Apparently, there’s going to be some very interesting counter-programming on the night of John McCain’s convention acceptance speech:

CHICAGO — Before Senator John McCain delivers his acceptance speech at the Republican National Convention on Thursday, Senator Barack Obama will make a marquee appearance of his own.

Call it counter-intuitive. He will appear on “The O’Reilly Factor” on Fox News Channel.

For Mr. Obama, it will be the first time in his presidential candidacy that he’s on Bill O’Reilly’s prime-time program. The appearance is intended to put Mr. Obama before a conservative audience, one week after drawing 40 million TV viewers at his own acceptance speech.

Mr. Obama has had a strained history with the network, which is owned by Rupert Murdoch. Is this a sign of burying the hatchet or simply politically smart programming?
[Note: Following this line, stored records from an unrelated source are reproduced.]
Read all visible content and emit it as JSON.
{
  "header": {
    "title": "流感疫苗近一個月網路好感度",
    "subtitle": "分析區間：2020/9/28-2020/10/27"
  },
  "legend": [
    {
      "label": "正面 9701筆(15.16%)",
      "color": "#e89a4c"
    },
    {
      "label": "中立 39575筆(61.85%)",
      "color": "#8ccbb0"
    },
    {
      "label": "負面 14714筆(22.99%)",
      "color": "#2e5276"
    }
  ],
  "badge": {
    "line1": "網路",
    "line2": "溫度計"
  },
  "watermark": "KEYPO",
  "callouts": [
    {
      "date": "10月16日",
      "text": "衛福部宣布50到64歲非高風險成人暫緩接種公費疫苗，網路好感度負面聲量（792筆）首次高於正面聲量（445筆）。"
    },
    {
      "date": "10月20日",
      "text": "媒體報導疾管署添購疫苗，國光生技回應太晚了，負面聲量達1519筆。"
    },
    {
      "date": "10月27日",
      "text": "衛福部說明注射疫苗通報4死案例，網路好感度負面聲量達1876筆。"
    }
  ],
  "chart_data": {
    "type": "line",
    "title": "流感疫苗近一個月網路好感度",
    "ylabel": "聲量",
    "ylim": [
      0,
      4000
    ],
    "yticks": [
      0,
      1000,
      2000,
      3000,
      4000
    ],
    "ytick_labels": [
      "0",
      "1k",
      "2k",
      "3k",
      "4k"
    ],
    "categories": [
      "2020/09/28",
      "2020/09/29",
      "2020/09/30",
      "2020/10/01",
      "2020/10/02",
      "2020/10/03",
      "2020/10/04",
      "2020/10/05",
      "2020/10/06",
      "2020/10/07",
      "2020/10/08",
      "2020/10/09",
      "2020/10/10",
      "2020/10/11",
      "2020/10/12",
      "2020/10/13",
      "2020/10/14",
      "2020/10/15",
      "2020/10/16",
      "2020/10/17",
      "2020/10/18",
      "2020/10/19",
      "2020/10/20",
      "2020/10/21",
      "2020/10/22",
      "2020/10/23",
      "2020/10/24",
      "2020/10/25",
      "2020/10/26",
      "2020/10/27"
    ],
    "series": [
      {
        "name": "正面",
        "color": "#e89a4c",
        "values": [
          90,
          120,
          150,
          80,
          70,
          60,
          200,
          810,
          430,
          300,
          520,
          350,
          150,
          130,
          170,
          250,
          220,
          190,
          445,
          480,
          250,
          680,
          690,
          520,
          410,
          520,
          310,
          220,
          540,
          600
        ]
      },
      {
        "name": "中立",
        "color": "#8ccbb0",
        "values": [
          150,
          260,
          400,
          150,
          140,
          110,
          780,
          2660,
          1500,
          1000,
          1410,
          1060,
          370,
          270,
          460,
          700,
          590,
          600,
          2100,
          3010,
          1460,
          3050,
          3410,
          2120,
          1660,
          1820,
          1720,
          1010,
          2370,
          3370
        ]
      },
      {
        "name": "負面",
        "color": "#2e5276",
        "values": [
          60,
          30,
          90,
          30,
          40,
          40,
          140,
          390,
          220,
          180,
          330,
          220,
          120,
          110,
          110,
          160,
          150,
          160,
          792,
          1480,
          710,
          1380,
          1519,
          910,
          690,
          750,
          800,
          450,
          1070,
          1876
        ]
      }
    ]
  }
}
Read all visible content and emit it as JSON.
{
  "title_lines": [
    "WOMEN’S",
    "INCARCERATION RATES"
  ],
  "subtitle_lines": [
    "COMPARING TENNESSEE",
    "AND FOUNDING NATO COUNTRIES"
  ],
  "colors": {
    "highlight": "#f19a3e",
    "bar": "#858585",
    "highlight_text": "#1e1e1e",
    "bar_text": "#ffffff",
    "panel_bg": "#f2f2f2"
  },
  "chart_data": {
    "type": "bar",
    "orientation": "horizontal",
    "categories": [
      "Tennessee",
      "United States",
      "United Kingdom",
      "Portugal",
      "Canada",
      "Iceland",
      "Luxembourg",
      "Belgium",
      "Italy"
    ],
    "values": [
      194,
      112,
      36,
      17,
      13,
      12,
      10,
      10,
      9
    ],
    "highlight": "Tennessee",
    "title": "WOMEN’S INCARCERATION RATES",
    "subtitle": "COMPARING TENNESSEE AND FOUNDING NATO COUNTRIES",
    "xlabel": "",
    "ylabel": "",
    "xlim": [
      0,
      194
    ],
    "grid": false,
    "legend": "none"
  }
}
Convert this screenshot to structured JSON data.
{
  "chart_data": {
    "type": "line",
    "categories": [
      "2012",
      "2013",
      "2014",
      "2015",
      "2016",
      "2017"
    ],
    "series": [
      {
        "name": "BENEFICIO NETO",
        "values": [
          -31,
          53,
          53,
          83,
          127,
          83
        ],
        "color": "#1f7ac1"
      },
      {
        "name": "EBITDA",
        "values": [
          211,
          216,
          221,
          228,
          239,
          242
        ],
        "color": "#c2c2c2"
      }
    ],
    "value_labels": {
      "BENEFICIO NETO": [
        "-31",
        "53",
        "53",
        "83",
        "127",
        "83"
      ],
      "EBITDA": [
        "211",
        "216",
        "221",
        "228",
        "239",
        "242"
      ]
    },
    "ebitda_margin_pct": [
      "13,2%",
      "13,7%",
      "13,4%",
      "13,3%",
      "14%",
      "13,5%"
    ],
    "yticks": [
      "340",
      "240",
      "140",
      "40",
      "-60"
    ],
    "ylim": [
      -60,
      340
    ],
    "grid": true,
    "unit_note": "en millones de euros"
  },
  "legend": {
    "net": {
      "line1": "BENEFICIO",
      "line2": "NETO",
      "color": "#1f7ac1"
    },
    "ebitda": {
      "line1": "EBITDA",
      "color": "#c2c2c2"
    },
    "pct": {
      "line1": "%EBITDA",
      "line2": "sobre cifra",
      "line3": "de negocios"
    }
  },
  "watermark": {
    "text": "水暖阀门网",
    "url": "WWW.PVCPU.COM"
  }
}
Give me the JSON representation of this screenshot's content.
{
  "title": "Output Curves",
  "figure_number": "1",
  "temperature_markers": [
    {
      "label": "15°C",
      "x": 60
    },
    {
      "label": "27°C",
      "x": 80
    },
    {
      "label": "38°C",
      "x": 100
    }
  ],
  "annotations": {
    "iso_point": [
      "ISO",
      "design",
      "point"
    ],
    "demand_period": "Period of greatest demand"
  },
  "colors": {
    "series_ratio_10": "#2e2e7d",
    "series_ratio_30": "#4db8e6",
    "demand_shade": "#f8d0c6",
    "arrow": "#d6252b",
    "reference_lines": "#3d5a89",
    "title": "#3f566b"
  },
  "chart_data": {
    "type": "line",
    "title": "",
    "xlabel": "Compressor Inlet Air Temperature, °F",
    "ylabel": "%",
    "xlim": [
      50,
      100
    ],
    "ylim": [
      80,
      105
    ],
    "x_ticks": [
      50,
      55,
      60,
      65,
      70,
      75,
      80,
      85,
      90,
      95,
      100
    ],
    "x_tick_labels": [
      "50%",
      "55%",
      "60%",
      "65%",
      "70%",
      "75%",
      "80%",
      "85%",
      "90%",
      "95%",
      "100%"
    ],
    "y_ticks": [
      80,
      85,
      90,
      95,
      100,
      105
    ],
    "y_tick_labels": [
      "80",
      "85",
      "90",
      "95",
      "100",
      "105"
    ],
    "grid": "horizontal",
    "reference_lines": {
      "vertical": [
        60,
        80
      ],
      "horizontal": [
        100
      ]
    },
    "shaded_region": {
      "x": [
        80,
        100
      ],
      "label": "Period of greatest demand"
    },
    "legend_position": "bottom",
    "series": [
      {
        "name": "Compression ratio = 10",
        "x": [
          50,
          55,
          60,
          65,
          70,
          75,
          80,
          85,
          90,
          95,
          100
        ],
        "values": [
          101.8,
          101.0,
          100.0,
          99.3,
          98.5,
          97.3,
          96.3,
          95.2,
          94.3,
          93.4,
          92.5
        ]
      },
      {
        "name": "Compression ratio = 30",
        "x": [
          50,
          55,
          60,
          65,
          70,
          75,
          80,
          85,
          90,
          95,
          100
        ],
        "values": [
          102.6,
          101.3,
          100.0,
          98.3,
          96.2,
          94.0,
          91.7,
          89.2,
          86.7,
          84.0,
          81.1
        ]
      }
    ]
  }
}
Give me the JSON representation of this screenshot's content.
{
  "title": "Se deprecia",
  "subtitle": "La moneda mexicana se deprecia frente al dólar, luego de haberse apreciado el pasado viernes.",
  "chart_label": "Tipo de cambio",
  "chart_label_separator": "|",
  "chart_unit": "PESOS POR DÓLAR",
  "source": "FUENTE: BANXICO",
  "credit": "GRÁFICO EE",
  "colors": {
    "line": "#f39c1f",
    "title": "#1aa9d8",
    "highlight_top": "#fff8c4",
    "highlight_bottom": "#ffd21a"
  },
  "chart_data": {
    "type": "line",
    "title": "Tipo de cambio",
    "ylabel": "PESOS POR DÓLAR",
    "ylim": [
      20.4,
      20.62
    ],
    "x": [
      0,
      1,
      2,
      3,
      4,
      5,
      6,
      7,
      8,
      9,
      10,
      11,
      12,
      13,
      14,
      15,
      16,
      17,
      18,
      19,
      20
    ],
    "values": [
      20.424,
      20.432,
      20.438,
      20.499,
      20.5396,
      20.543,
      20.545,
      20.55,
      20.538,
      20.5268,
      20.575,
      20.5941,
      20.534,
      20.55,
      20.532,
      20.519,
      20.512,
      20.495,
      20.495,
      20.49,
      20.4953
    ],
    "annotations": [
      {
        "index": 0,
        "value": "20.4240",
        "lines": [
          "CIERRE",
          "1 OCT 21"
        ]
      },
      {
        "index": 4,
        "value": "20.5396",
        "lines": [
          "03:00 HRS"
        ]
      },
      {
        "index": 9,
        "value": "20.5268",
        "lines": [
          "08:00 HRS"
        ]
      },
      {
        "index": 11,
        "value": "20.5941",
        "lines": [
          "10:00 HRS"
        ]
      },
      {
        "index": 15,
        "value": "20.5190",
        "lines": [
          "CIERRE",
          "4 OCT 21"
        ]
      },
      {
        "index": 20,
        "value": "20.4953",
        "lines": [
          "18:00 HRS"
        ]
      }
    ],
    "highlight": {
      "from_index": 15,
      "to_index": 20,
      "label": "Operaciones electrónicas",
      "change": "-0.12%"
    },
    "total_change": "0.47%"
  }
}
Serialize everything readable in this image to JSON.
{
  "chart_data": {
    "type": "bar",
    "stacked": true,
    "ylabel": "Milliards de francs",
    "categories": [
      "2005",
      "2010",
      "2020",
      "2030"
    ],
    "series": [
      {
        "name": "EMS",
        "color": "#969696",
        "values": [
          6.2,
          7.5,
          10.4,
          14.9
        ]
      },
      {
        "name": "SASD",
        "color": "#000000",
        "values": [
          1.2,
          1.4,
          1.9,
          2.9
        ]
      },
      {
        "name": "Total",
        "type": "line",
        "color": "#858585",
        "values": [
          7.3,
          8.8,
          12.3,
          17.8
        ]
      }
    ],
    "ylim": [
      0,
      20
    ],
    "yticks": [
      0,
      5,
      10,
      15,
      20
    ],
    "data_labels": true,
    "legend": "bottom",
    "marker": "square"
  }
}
Well, Howard Kurtz reports today as well on what seems to clearly be a burying of the hatchet:

ST. PAUL, Minn., Sept. 2 — At a secret meeting with Barack Obama three months ago, Fox News Chairman Roger Ailes says, he tried to clear the air with the Democratic senator by saying that his organization was determined to be fair but would not be “in the tank” for Obama’s campaign.

During the sit-down in a Waldorf-Astoria hotel suite in Manhattan that included Rupert Murdoch, the network’s owner, Obama expressed concern about the way Fox was covering him. “I just wanted to know if I’m going to get a fair shake from Fox News Channel,” Ailes recalled him saying.

“Senator, you’re the one who boycotted us,” Ailes says he replied. “We’re not the ones who boycotted you. Nor did we retaliate for your boycott.”

The meeting appears to have eased tensions between the two camps, which began when all the Democratic candidates, complaining that the network favors Republicans, refused to hold any primary-season debates on Fox

(…)

Ailes said in an interview Tuesday that he would never have discussed the matter publicly had Vanity Fair not published an account of the earlier portion of the meeting, in which Murdoch sat on one side and Obama and advisers David Axelrod and Robert Gibbs on the other. The article, based on a forthcoming book about Murdoch by Michael Wolff, says Obama told the Australian-born mogul that he didn’t want to waste time talking to Ailes if Fox was going to keep attacking the senator and his wife and portraying him as suspicious and foreign.

Asked for comment about the meeting, Murdoch adviser Gary Ginsberg said both Ailes and Murdoch “had a really cordial and constructive conversation” with Obama.

“They had a frank discussion, aired concerns on our side, and we’re happy we were able to air our concerns,” said Obama spokesman Bill Burton.

Ailes, who joined the meeting in progress and spoke to Obama for 20 to 25 minutes, disputed the article’s assertion that the candidate had “lit into” him. He called Obama “a very charming guy” who is “very smart” and was “gracious” throughout the meeting.

Underneath all the politeness, each side clearly wanted something. Ailes was interested in smoothing relations and having Obama appear on his network, and the senator from Illinois hoped to neutralize a potential adversary and improve his treatment on the nation’s top-rated cable news channel.

And, it now appears that they’re both going to get what they want.